Da
un po' di tempo mi fa male un dito. È un sottile senso di
indolenzimento dell'indice della mano destra. Ogni volta che avvito
la moka ho svito un barattolo, le giunture faticano e mi sento
depotenziato o, peggio, infastidito.
Non
credo che sia nulla di grave. Magari capita anche a voi. La
sensazione permane anche in stato di riposo. È concentrata sulla
punta del polpastrello dove la pelle appare indurita e
contemporaneamente più sottile. Se la sfioro con il pollice, la
sento liscia e consumata come i piedini delle madonne sui portali in
bronzo delle chiese, toccati da miliardi di turisti.
Sarà
suggestione, sarà che non ci vedo più tanto bene da vicino, ma a
volte ho l'impressione che la punta del mio indice destro, si stia
consumando e la mia impronta digitale sia in procinto di scomparire.

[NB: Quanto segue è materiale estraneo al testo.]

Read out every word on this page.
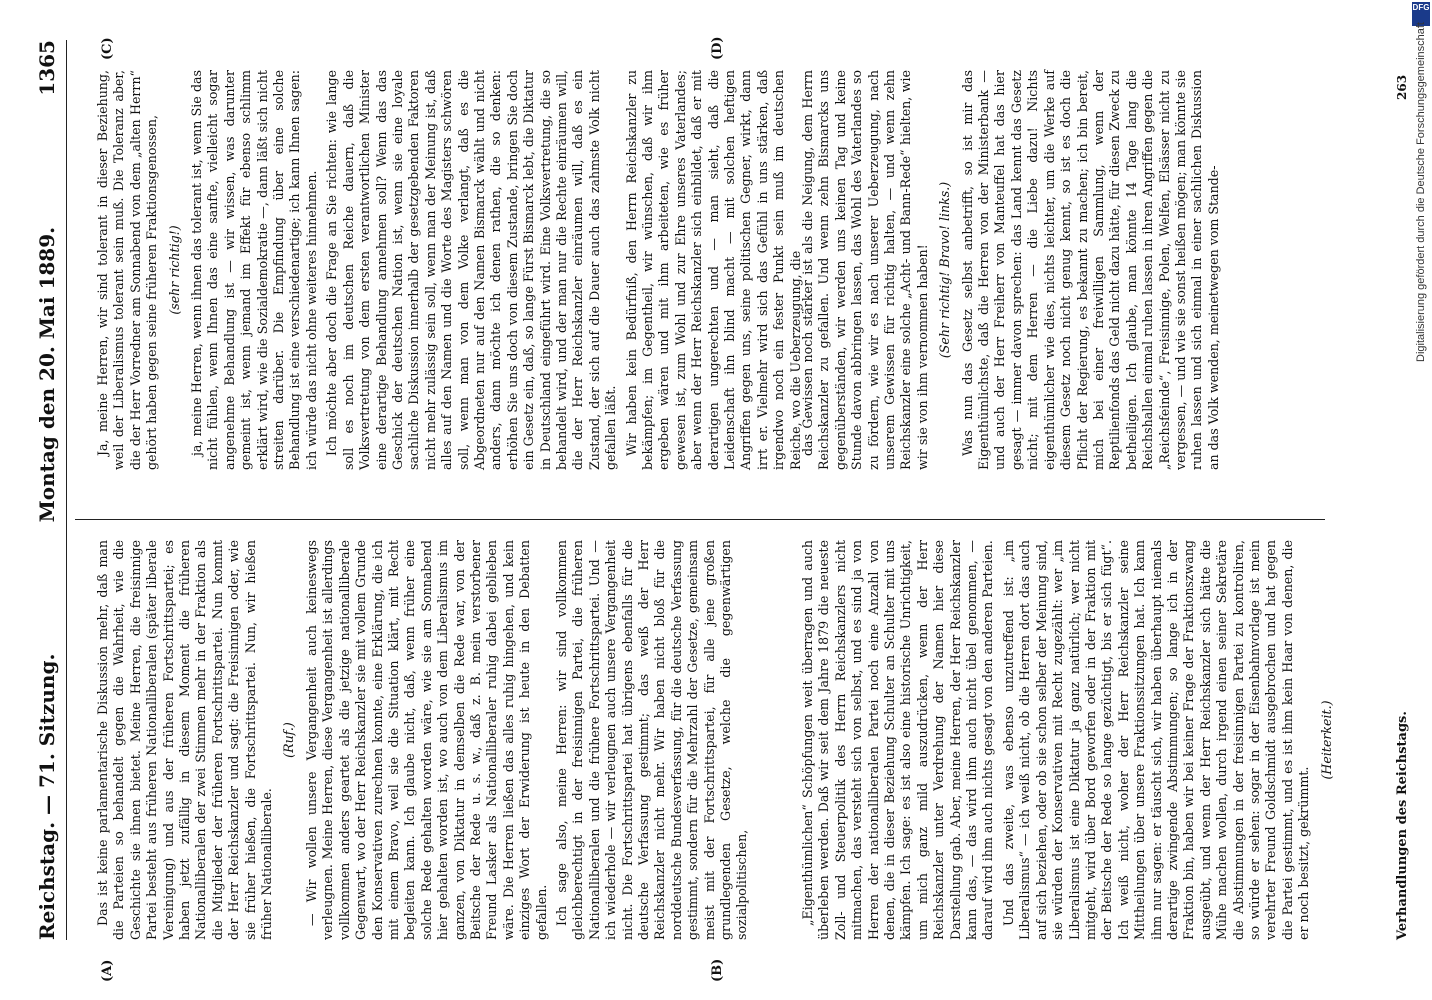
Reichstag. — 71. Sitzung.
Montag den 20. Mai 1889.
1365
(A)	(B)
(C)	(D)

Das ist keine parlamentarische Diskussion mehr, daß man die Parteien so behandelt gegen die Wahrheit, wie die Geschichte sie ihnen bietet. Meine Herren, die freisinnige Partei besteht aus früheren Nationalliberalen (später liberale Vereinigung) und aus der früheren Fortschrittspartei; es haben jetzt zufällig in diesem Moment die früheren Nationalliberalen der zwei Stimmen mehr in der Fraktion als die Mitglieder der früheren Fortschrittspartei. Nun kommt der Herr Reichskanzler und sagt: die Freisinnigen oder, wie sie früher hießen, die Fortschrittspartei. Nun, wir hießen früher Nationalliberale.

(Ruf.) — Wir wollen unsere Vergangenheit auch keineswegs verleugnen. Meine Herren, diese Vergangenheit ist allerdings vollkommen anders geartet als die jetzige nationalliberale Gegenwart, wo der Herr Reichskanzler sie mit vollem Grunde den Konservativen zurechnen konnte, eine Erklärung, die ich mit einem Bravo, weil sie die Situation klärt, mit Recht begleiten kann. Ich glaube nicht, daß, wenn früher eine solche Rede gehalten worden wäre, wie sie am Sonnabend hier gehalten worden ist, wo auch von dem Liberalismus im ganzen, von Diktatur in demselben die Rede war, von der Beitsche der Rede u. s. w., daß z. B. mein verstorbener Freund Lasker als Nationalliberaler ruhig dabei geblieben wäre. Die Herren ließen das alles ruhig hingehen, und kein einziges Wort der Erwiderung ist heute in den Debatten gefallen. Ich sage also, meine Herren: wir sind vollkommen gleichberechtigt in der freisinnigen Partei, die früheren Nationalliberalen und die frühere Fortschrittspartei. Und — ich wiederhole — wir verleugnen auch unsere Vergangenheit nicht. Die Fortschrittspartei hat übrigens ebenfalls für die deutsche Verfassung gestimmt; das weiß der Herr Reichskanzler nicht mehr. Wir haben nicht bloß für die norddeutsche Bundesverfassung, für die deutsche Verfassung gestimmt, sondern für die Mehrzahl der Gesetze, gemeinsam meist mit der Fortschrittspartei, für alle jene großen grundlegenden Gesetze, welche die gegenwärtigen sozialpolitischen,	„Eigenthümlichen“ Schöpfungen weit überragen und auch überleben werden. Daß wir seit dem Jahre 1879 die neueste Zoll- und Steuerpolitik des Herrn Reichskanzlers nicht mitmachen, das versteht sich von selbst, und es sind ja von Herren der nationalliberalen Partei noch eine Anzahl von denen, die in dieser Beziehung Schulter an Schulter mit uns kämpfen. Ich sage: es ist also eine historische Unrichtigkeit, um mich ganz mild auszudrücken, wenn der Herr Reichskanzler unter Verdrehung der Namen hier diese Darstellung gab. Aber, meine Herren, der Herr Reichskanzler kann das, — das wird ihm auch nicht übel genommen, — darauf wird ihm auch nichts gesagt von den anderen Parteien. Und das zweite, was ebenso unzutreffend ist: „im Liberalismus“ — ich weiß nicht, ob die Herren dort das auch auf sich beziehen, oder ob sie schon selber der Meinung sind, sie würden der Konservativen mit Recht zugezählt: wer „im Liberalismus ist eine Diktatur ja ganz natürlich; wer nicht mitgeht, wird über Bord geworfen oder in der Fraktion mit der Beitsche der Rede so lange gezüchtigt, bis er sich fügt“. Ich weiß nicht, woher der Herr Reichskanzler seine Mittheilungen über unsere Fraktionssitzungen hat. Ich kann ihm nur sagen: er täuscht sich, wir haben überhaupt niemals derartige zwingende Abstimmungen; so lange ich in der Fraktion bin, haben wir bei keiner Frage der Fraktionszwang ausgeübt, und wenn der Herr Reichskanzler sich hätte die Mühe machen wollen, durch irgend einen seiner Sekretäre die Abstimmungen in der freisinnigen Partei zu kontroliren, so würde er sehen: sogar in der Eisenbahnvorlage ist mein verehrter Freund Goldschmidt ausgebrochen und hat gegen die Partei gestimmt, und es ist ihm kein Haar von denen, die er noch besitzt, gekrümmt.

(Heiterkeit.)

Ja, meine Herren, wir sind tolerant in dieser Beziehung, weil der Liberalismus tolerant sein muß. Die Toleranz aber, die der Herr Vorredner am Sonnabend von dem „alten Herrn“ gehört haben gegen seine früheren Fraktionsgenossen, (sehr richtig!) ja, meine Herren, wenn ihnen das tolerant ist, wenn Sie das nicht fühlen, wenn Ihnen das eine sanfte, vielleicht sogar angenehme Behandlung ist — wir wissen, was darunter gemeint ist, wenn jemand im Effekt für ebenso schlimm erklärt wird, wie die Sozialdemokratie —, dann läßt sich nicht streiten darüber. Die Empfindung über eine solche Behandlung ist eine verschiedenartige; ich kann Ihnen sagen: ich würde das nicht ohne weiteres hinnehmen. Ich möchte aber doch die Frage an Sie richten: wie lange soll es noch im deutschen Reiche dauern, daß die Volksvertretung von dem ersten verantwortlichen Minister eine derartige Behandlung annehmen soll? Wenn das das Geschick der deutschen Nation ist, wenn sie eine loyale sachliche Diskussion innerhalb der gesetzgebenden Faktoren nicht mehr zulässig sein soll, wenn man der Meinung ist, daß alles auf den Namen und die Worte des Magisters schwören soll, wenn man von dem Volke verlangt, daß es die Abgeordneten nur auf den Namen Bismarck wählt und nicht anders, dann möchte ich denen rathen, die so denken: erhöhen Sie uns doch von diesem Zustande, bringen Sie doch ein Gesetz ein, daß, so lange Fürst Bismarck lebt, die Diktatur in Deutschland eingeführt wird. Eine Volksvertretung, die so behandelt wird, und der man nur die Rechte einräumen will, die der Herr Reichskanzler einräumen will, daß es ein Zustand, der sich auf die Dauer auch das zahmste Volk nicht gefallen läßt. Wir haben kein Bedürfniß, den Herrn Reichskanzler zu bekämpfen; im Gegentheil, wir wünschen, daß wir ihm ergeben wären und mit ihm arbeiteten, wie es früher gewesen ist, zum Wohl und zur Ehre unseres Vaterlandes; aber wenn der Herr Reichskanzler sich einbildet, daß er mit derartigen ungerechten und — man sieht, daß die Leidenschaft ihn blind macht — mit solchen heftigen Angriffen gegen uns, seine politischen Gegner, wirkt, dann irrt er. Vielmehr wird sich das Gefühl in uns stärken, daß irgendwo noch ein fester Punkt sein muß im deutschen Reiche, wo die Ueberzeugung, die

das Gewissen noch stärker ist als die Neigung, dem Herrn Reichskanzler zu gefallen. Und wenn zehn Bismarcks uns gegenüberständen, wir werden uns keinen Tag und keine Stunde davon abbringen lassen, das Wohl des Vaterlandes so zu fördern, wie wir es nach unserer Ueberzeugung, nach unserem Gewissen für richtig halten, — und wenn zehn Reichskanzler eine solche „Acht- und Bann-Rede“ hielten, wie wir sie von ihm vernommen haben! (Sehr richtig! Bravo! links.) Was nun das Gesetz selbst anbetrifft, so ist mir das Eigenthümlichste, daß die Herren von der Ministerbank — und auch der Herr Freiherr von Manteuffel hat das hier gesagt — immer davon sprechen: das Land kennt das Gesetz nicht; mit dem Herren — die Liebe dazu! Nichts eigenthümlicher wie dies, nichts leichter, um die Werke auf diesem Gesetz noch nicht genug kennt, so ist es doch die Pflicht der Regierung, es bekannt zu machen; ich bin bereit, mich bei einer freiwilligen Sammlung, wenn der Reptilienfonds das Geld nicht dazu hätte, für diesen Zweck zu betheiligen. Ich glaube, man könnte 14 Tage lang die Reichshallen einmal ruhen lassen in ihren Angriffen gegen die „Reichsfeinde“, Freisinnige, Polen, Welfen, Elsässer nicht zu vergessen, — und wie sie sonst heißen mögen; man könnte sie ruhen lassen und sich einmal in einer sachlichen Diskussion an das Volk wenden, meinetwegen vom Stande-

Verhandlungen des Reichstags.
263
DFG
Digitalisierung gefördert durch die Deutsche Forschungsgemeinschaft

Senza impronta sarò ancora qualcuno?
Decido
di andare a fondo, e ci vado davvero perché sprofondo in un mondo.
Scopro che le impronte si formano nel feto al settimo mese e
persistono, inalterate e inalterabili, per tutta la vita. Esiste,
però, una rara condizione - l'adermatoglifia - in cui le impronte
digitali, (dermatoglifi), sono assenti. Fino al 2011 i casi accertati
riguardano solo quattro famiglie e uno studio recente, condotto su
una famiglia svizzera, ha dimostrato che l'anomalia dipende da una
mutazione del gene smartcad1. Non l'avevo mai sentito. Mi domando se
è perché ne sono privo.
Leggo
che già nel 500 a. C. a Babilonia e in Cina, i contratti erano
siglati dalle impronte digitali, e che corinti e romani ricevettero
lettere firmate dall'impronta di San Paolo. Molto più tardi, nel
1665, lo scienziato Marcello Malpighi,
uno dei padri della microscopia, scrisse il fondamentale "De
externo tactus organo
anatomica
observatio",
ma fu soltanto la furia classificatoria dell'Ottocento a fare della
dattiloscopica una disciplina scientifica è un metodo di indagine
criminale.
Un
sistema economico e sociale fondato sulla serializzazione della
produzione e del consumo, non trovò altro modo di tranquillizzarsi
che trasformare in serie l'intero universo, perfino il male compiuto
dagli uomini. Ma l'universo è grande e originale. Per imprigionarlo
bisogna categorizzare anche le tracce che lasciamo.
Nel
1903 nel carcere di Levensworth in Kansas, si presentarono due
prigionieri identici. Stessa età, stessa tonalità di pelle (scura),
stessa faccia, stesse misure antropometriche. Perfino il nome era
quasi lo stesso: Will e William West.
La
sola differenza fu che lasciavano impronte diverse. Negli stessi anni
il matematico francese Victor Balthazard,
dimostrò che basta comparare 17 punti per avere la quasi certezza,
(una possibilità di errore su alcune decine di miliardi), di
sbagliare persona. C'è voluto un secolo perché un professore
giapponese, Tsutomu Matsumoto dell'Università di Yokohama, mettesse a punto un metodo per clonare
le impronte utilizzando una comune resina plastica e una gelatina
alimentare, dimostrando la fallibilità dei sistemi di sicurezza
basati sulle impronte digitali.
Torno
a osservarmi il polpastrello. Mi dico che, forse, è soltanto
consunzione. L'era digitale si chiama così per lo spropositato
utilizzo delle dita a cui obbliga. I tasti scompaiono, ogni nostra
attività passa sulla punta dell'indice. Su e giù, come chele di
insetti strani, come pinze di carne e cheratina, su schermi di
silicio i nostri polpastrelli sfiorano, aprono finestre e le
chiudono, digitano lettere, sfregando all'infinito, miliardi di volte
al giorno.
È
meglio tornare all'analogico. Intendo il dito nell'inchiostro, e lo
premo su un foglio bianco. Di quella specie di codice a barre
aggrovigliato e ritorto che definisce chi sono, non c'è più
traccia. Nessuna spirale o ellissi. Tutto appare in nero e
indifferenziato. Senza impronta sono ancora qualcuno ?
Afferro
una lente d'ingrandimento. Al centro c'è una zona oscura e
tondeggiante, che ha la forma familiare di una mela morsicata.